Local leasing company to use historic homes to anchor new commercial space
Pieces of the C. W. Mertz house are scattered across a city block near downtown Midlothian, but a local developer said these pieces and more will come together in a charming new commercial attraction.
The Mertz home was moved from Cleburne to be part of the Founders Row development along with the Mulkey-Loggins home that was moved in last year.
Stephen Hidlebaugh and Leasing Impressions are planning to move a total of nine historic homes built in the 1800s to the block east of the Post Office in Midlothian to create Founders Row. The homes will be adaptively restored to create space for commercial, retail, offices and hopefully a few restaurants, Hidlebaugh explained. There will also be an alleyway between the two rows of homes that can be closed off for events or opened for additional parking.
The name for the development came from the prestigious names that will be connected to the history of each home that will come to the development, he said.
“We will call it Founder's Row because all these people were founders in their communities,” he said. “They were wealthy people and they build large, impressive houses.”
The Mulkey-Loggins home was the home of the town doctor, Hidlebaugh said. Mertz was a banker in Cleburne.
“We were told this was his second house. He built the first one and his wife didn't like it so this was his second try to please her,” Hidlebaugh said with a laugh.
Moving, renovating and restoring such large structures is not trifle. All told the project will cost about $4 million dollars, he said.
“It is a passion to try and save something old and give it new life,” Hidlebaugh said, explaining that his business of designs multi-family housing generates the profit to allow him to invest in extremely long-range developments like Founders Row.
And the project has already been in the works for a while, he said.
“I acquired this lot with the little house,” Hidlebaugh said, pointing to the center lot on the south side of the property located on the northeast corner of E. Avenue G and N. 12th Street. “Then about five years later, I acquired the next one. It took about 10 years to put all the land together and there are two lots on the corner I don't own."
Those two lots have residential homes on them.
The development is currently awaiting a zoning change from a Community Retail District to an Urban Village Planned Development District to be approved by the city council. The application passed the Planning and Zoning commission on Sept. 20 and was sent to the council with a recommendation for approval. The item has not yet to listed on a city council agenda.
“With its proximity to downtown and the Original Town, this area is a de facto extension of that area and a prime complement to create a plan to improve an entry portal to lead visitors into downtown Midlothian,” according to the commission's Sept. 20 agenda.
The project will add several elements to the community, Hidlebaugh said.
“I think Midlothian got short changed in architecture because Waxahachie is the county seat. We are adding architecture to Midlothian,” he said.

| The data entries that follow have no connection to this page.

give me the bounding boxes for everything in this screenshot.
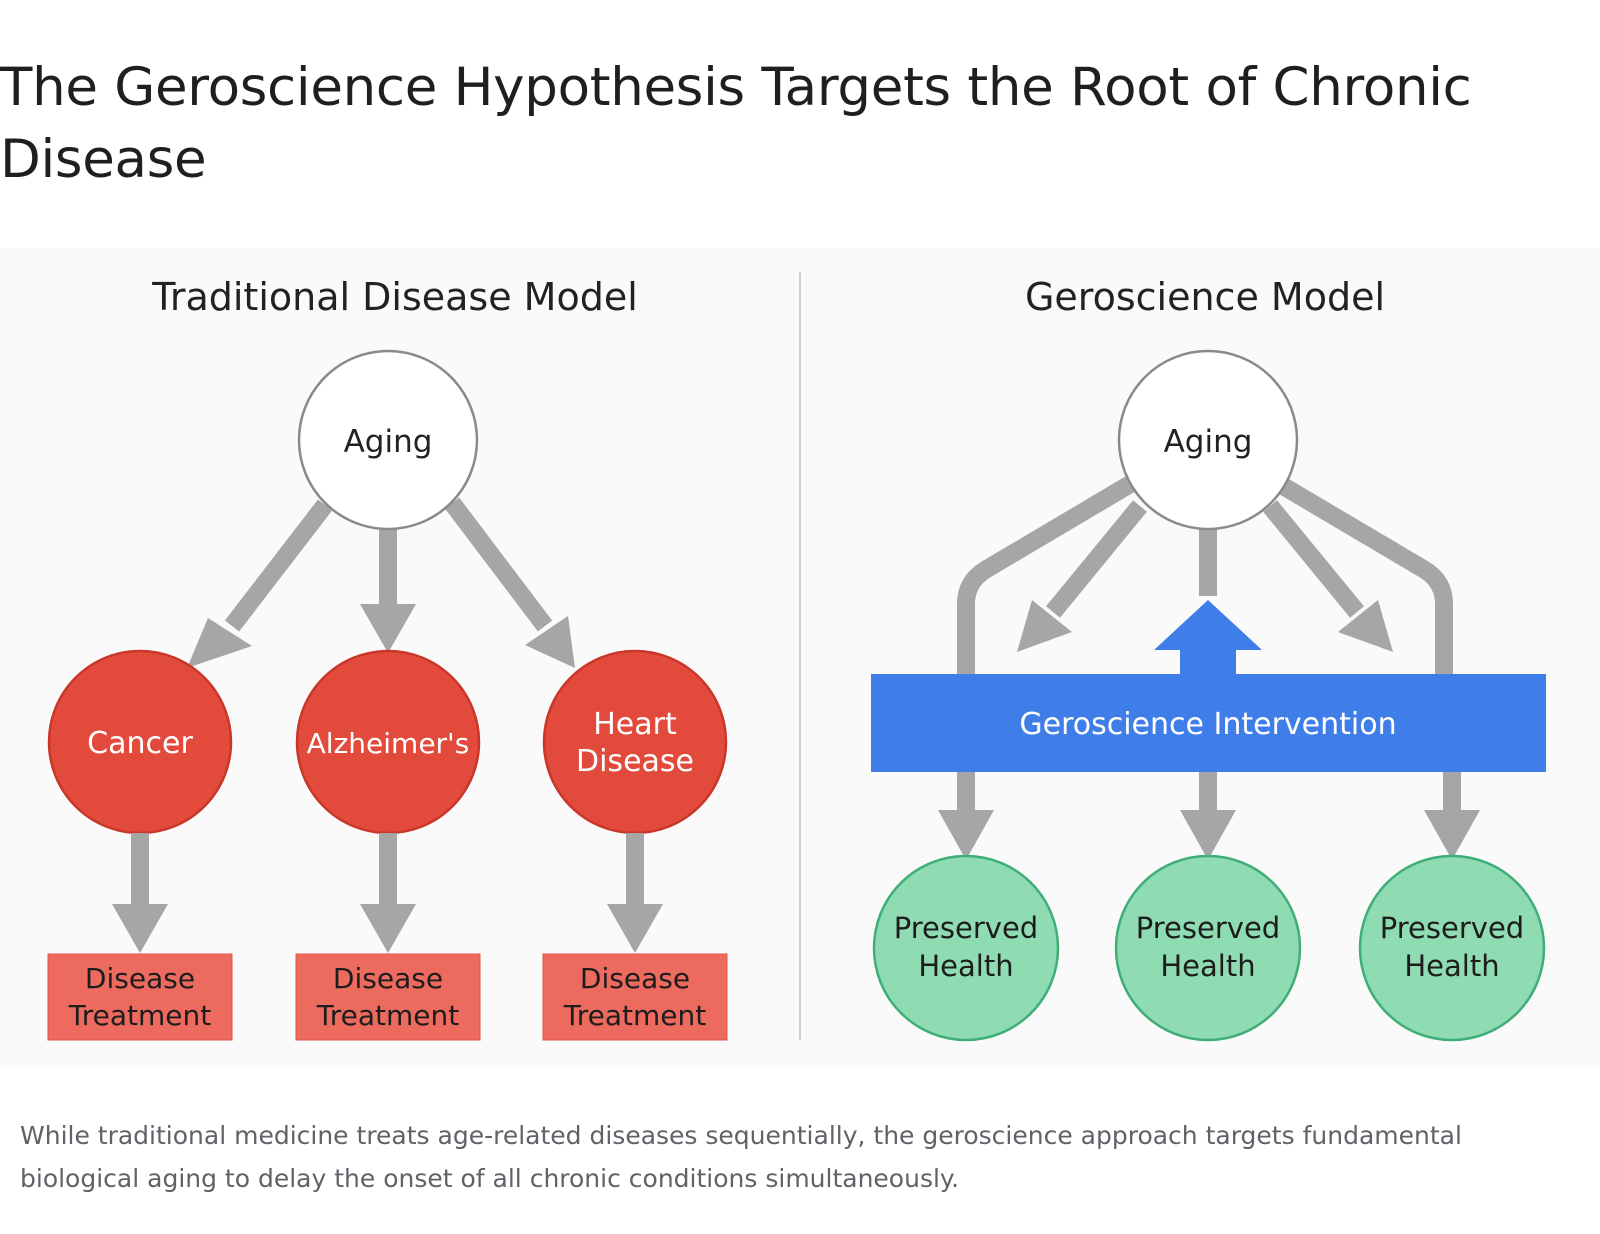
- right-outcome-arrows: [938, 772, 1480, 860]
- disease-label: Alzheimer's: [307, 727, 470, 760]
- diagram-canvas: Traditional Disease Model Aging Cancer A…: [47, 272, 1546, 1042]
- intervention-bar: Geroscience Intervention: [871, 674, 1546, 772]
- arrowhead-treatment: [607, 904, 663, 953]
- health-label: Health: [1160, 949, 1255, 983]
- arrowhead-outcome: [1424, 810, 1480, 860]
- page-title: The Geroscience Hypothesis Targets the R…: [0, 57, 1472, 190]
- treatment-label: Treatment: [316, 999, 459, 1032]
- treatment-label: Disease: [580, 962, 690, 995]
- health-node: Preserved Health: [872, 854, 1060, 1042]
- disease-node: Heart Disease: [542, 649, 728, 835]
- right-inner-arrows: [1017, 500, 1393, 652]
- health-node: Preserved Health: [1114, 854, 1302, 1042]
- left-aging-label: Aging: [344, 424, 433, 460]
- diagram-figure: Traditional Disease Model Aging Cancer A…: [0, 248, 1600, 1068]
- health-label: Health: [1404, 949, 1499, 983]
- disease-node: Alzheimer's: [295, 649, 481, 835]
- intervention-label: Geroscience Intervention: [1019, 707, 1396, 742]
- arrowhead-treatment: [112, 904, 168, 953]
- disease-label: Disease: [576, 744, 694, 779]
- figure-caption: While traditional medicine treats age-re…: [20, 1121, 1462, 1193]
- treatment-box: Disease Treatment: [295, 953, 481, 1041]
- intervention-up-arrow: [1154, 600, 1262, 676]
- right-panel-heading: Geroscience Model: [1025, 275, 1385, 319]
- arrowhead-heart: [525, 616, 575, 668]
- disease-label: Cancer: [87, 726, 193, 761]
- health-label: Preserved: [1380, 911, 1524, 945]
- left-treatment-arrows: [112, 833, 663, 953]
- arrowhead-inner-left: [1017, 600, 1072, 652]
- health-node: Preserved Health: [1358, 854, 1546, 1042]
- arrowhead-cancer: [187, 618, 252, 668]
- arrow-aging-outer-left: [957, 475, 1137, 678]
- arrowhead-outcome: [938, 810, 994, 860]
- treatment-label: Treatment: [68, 999, 211, 1032]
- treatment-label: Disease: [333, 962, 443, 995]
- arrowhead-treatment: [360, 904, 416, 953]
- left-aging-node: Aging: [297, 349, 479, 531]
- health-label: Preserved: [894, 911, 1038, 945]
- health-label: Preserved: [1136, 911, 1280, 945]
- right-aging-node: Aging: [1117, 349, 1299, 531]
- arrowhead-outcome: [1180, 810, 1236, 860]
- disease-label: Heart: [593, 707, 677, 742]
- treatment-box: Disease Treatment: [47, 953, 233, 1041]
- left-panel-heading: Traditional Disease Model: [151, 275, 638, 319]
- arrow-aging-to-heart: [444, 497, 553, 632]
- treatment-box: Disease Treatment: [542, 953, 728, 1041]
- arrowhead-inner-right: [1338, 600, 1393, 652]
- health-label: Health: [918, 949, 1013, 983]
- treatment-label: Disease: [85, 962, 195, 995]
- treatment-label: Treatment: [563, 999, 706, 1032]
- arrow-aging-to-cancer: [224, 499, 333, 632]
- arrow-aging-outer-right: [1273, 475, 1453, 678]
- disease-node: Cancer: [47, 649, 233, 835]
- left-aging-arrows: [187, 497, 575, 668]
- right-aging-label: Aging: [1164, 424, 1253, 460]
- arrow-aging-inner-right: [1263, 500, 1364, 618]
- right-outer-arrows: [957, 475, 1453, 678]
- arrow-aging-inner-left: [1046, 500, 1147, 618]
- arrowhead-alzheimers: [360, 604, 416, 653]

The development will also tie in with the downtown, 8th Street properties Leasing Impressions already owns, Hidlebaugh said, and help strengthen and anchor the heart of the community as the city expands. He spoke of the city as a tree with rings of expansion. It is important to invest in the heart of the city to preserve the city's sense of itself, he said.
Taking on the expense of restoring the older homes is part of preserving that historic and unique feel, he said.
“This will have a sense of place a strip center just doesn't,” he explained.
To accomplish this, the outsides of the buildings will be restored as close as possible to their original appearance, complete with original brick chimneys, windows and paint schemes, said Logan Gaddis who works for Hidlebaugh.
“When you are restoring a window, you can't just go to Home Depot and order new windows, you have to restore the glass, the molding, the framing,” Gaddis said.
The first two homes are on the lot and one more will be moving from Waxahachie soon, he said. The company is looking for five to six more houses to fill out the row. Once the third home is on the lot, it will take about a year to a year and a half before those homes are ready to open for leases, Gaddis said.
But historic homes are especially suited for a design like the row that is expected to be accessed from the street and through the back from the alley, Hidlebaugh said.
“They don't build houses like this. This has a lot of detailing new homes don't. On these old houses, they would make it pretty from every angle, not just the facade,” he said.
The location of the development is also special to Hidlebaugh, just across the street from the first home he restored and leased in 1997.